I am a HCI research scientist working at the intersection of data work, sociotechnical systems, and community-based research. 

For the past eight years, my work has focused on understanding how data is produced, interpreted, and governed across organizational and institutional contexts. My doctoral research examined the ecosystem of norms, values, and practices that technologists navigate when integrating social media data into institutional settings. After graduate school, I joined the IBM Thomas J. Watson Research Center, where I worked as a Staff Research Scientist as part of the Responsible Technology team. There, I led a comprehensive research agenda focused on data work and data practices for LLMs, which consisted of examining the sociotechnical and governance risks of synthetic and adversarial datasets used in developing and evaluating LLMs.
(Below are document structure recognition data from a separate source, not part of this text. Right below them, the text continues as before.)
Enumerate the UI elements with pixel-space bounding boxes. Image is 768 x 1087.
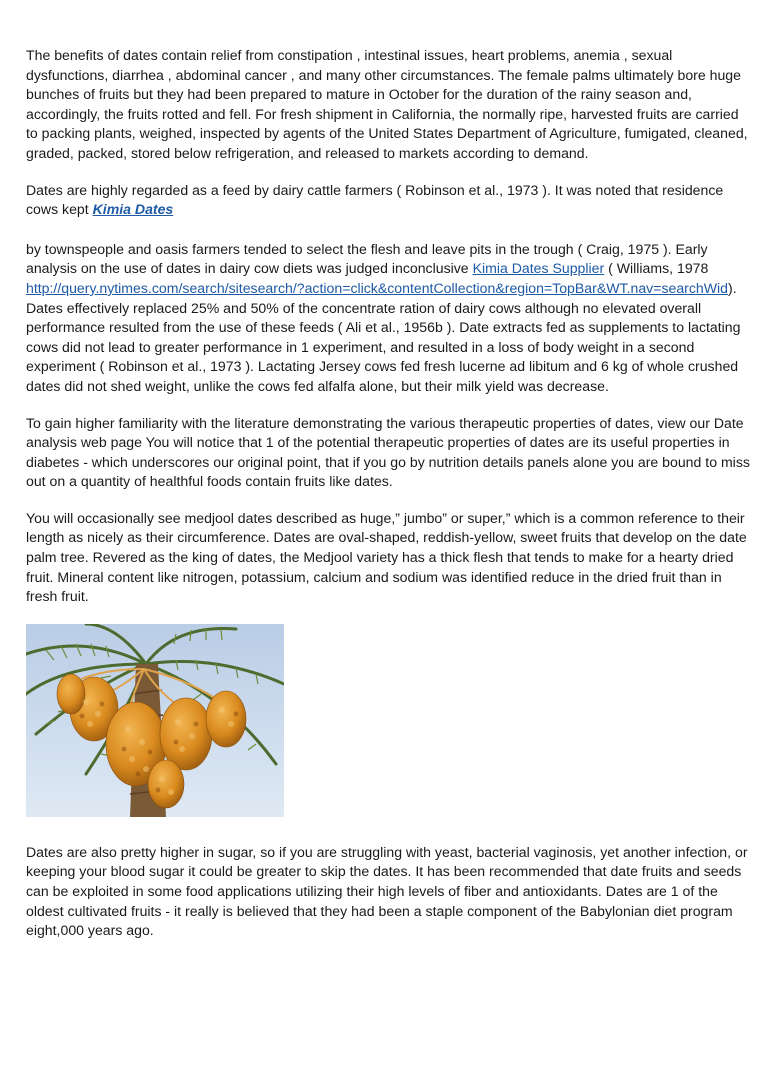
paragraph-dairy-cattle <box>26 181 750 220</box>
kimia-dates-supplier-link[interactable]: Kimia Dates Supplier <box>472 260 605 277</box>
paragraph-benefits: The benefits of dates contain relief from constipation , intestinal issues, heart problems, anemia , sexual dysfunctions, diarrhea , abdominal cancer , and many other circumstances. The female palms ultimately bore huge bunches of fruits but they had been prepared to mature in October for the duration of the rainy season and, accordingly, the fruits rotted and fell. For fresh shipment in California, the normally ripe, harvested fruits are carried to packing plants, weighed, inspected by agents of the United States Department of Agriculture, fumigated, cleaned, graded, packed, stored below refrigeration, and released to markets according to demand. <box>26 47 748 161</box>
date-palm-illustration <box>26 624 284 817</box>
paragraph-medjool: You will occasionally see medjool dates described as huge,” jumbo” or super,” which is a common reference to their length as nicely as their circumference. Dates are oval-shaped, reddish-yellow, sweet fruits that develop on the date palm tree. Revered as the king of dates, the Medjool variety has a thick flesh that tends to make for a hearty dried fruit. Mineral content like nitrogen, potassium, calcium and sodium was identified reduce in the dried fruit than in fresh fruit. <box>26 509 747 605</box>
paragraph-dairy-research-text-c: ). Dates effectively replaced 25% and 50% of the concentrate ration of dairy cows although no elevated overall performance resulted from the use of these feeds ( Ali et al., 1956b ). Date extracts fed as supplements to lactating cows did not lead to greater performance in 1 experiment, and resulted in a loss of body weight in a second experiment ( Robinson et al., 1973 ). Lactating Jersey cows fed fresh lucerne ad libitum and 6 kg of whole crushed dates did not shed weight, unlike the cows fed alfalfa alone, but their milk yield was decrease. <box>26 279 741 394</box>
paragraph-dairy-research-text-a: by townspeople and oasis farmers tended to select the flesh and leave pits in the trough ( Craig, 1975 ). Early analysis on the use of dates in dairy cow diets was judged inconclusive <box>26 240 708 277</box>
kimia-dates-link[interactable]: Kimia Dates <box>92 201 174 218</box>
document-body <box>26 46 750 958</box>
nytimes-url-link[interactable]: http://query.nytimes.com/search/sitesearch/?action=click&contentCollection&region=TopBar&WT.nav=searchWid <box>26 279 729 296</box>
paragraph-dairy-research <box>26 240 750 397</box>
paragraph-sugar: Dates are also pretty higher in sugar, so if you are struggling with yeast, bacterial vaginosis, yet another infection, or keeping your blood sugar it could be greater to skip the dates. It has been recommended that date fruits and seeds can be exploited in some food applications utilizing their high levels of fiber and antioxidants. Dates are 1 of the oldest cultivated fruits - it really is believed that they had been a staple component of the Babylonian diet program eight,000 years ago. <box>26 843 748 939</box>
date-palm-photo <box>26 624 284 817</box>
paragraph-therapeutic: To gain higher familiarity with the literature demonstrating the various therapeutic properties of dates, view our Date analysis web page You will notice that 1 of the potential therapeutic properties of dates are its useful properties in diabetes - which underscores our original point, that if you go by nutrition details panels alone you are bound to miss out on a quantity of healthful foods contain fruits like dates. <box>26 414 750 490</box>
paragraph-dairy-research-text-b: ( Williams, 1978 <box>604 260 709 277</box>
paragraph-dairy-cattle-text: Dates are highly regarded as a feed by dairy cattle farmers ( Robinson et al., 1973 ). It was noted that residence cows kept <box>26 181 724 218</box>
Additionally, I have conducted research on impact assessments for emerging technologies and on how youth safety is conceptualized and addressed in generative AI technologies (funded by the Notre Dame-IBM Technology Ethics Lab). These insights had inform the design of methodologies to strengthen the evaluation practices of generative AI systems.

Alongside my academic work, I have conducted research across industry and public-sector settings, including at Google (YouTube Rapid Research and Chrome), IBM Research, and the UNDP Mexico Accelerator Lab. 

I hold a PhD in Human-Centered Computing from Georgia Tech’s School of Interactive Computing, advised by Christopher Le Dantec, and a master’s degree in Human-Computer Interaction from Indiana University Indianapolis, advised by Lynn Dombrowski. Before moving to the U.S., I earned a master’s in Cognitive Systems from Pompeu Fabra University in Barcelona, Spain, and a B.A. in Animation and Digital Arts from Instituto Tecnológico y de Estudios Superiores de Monterrey (ITESM).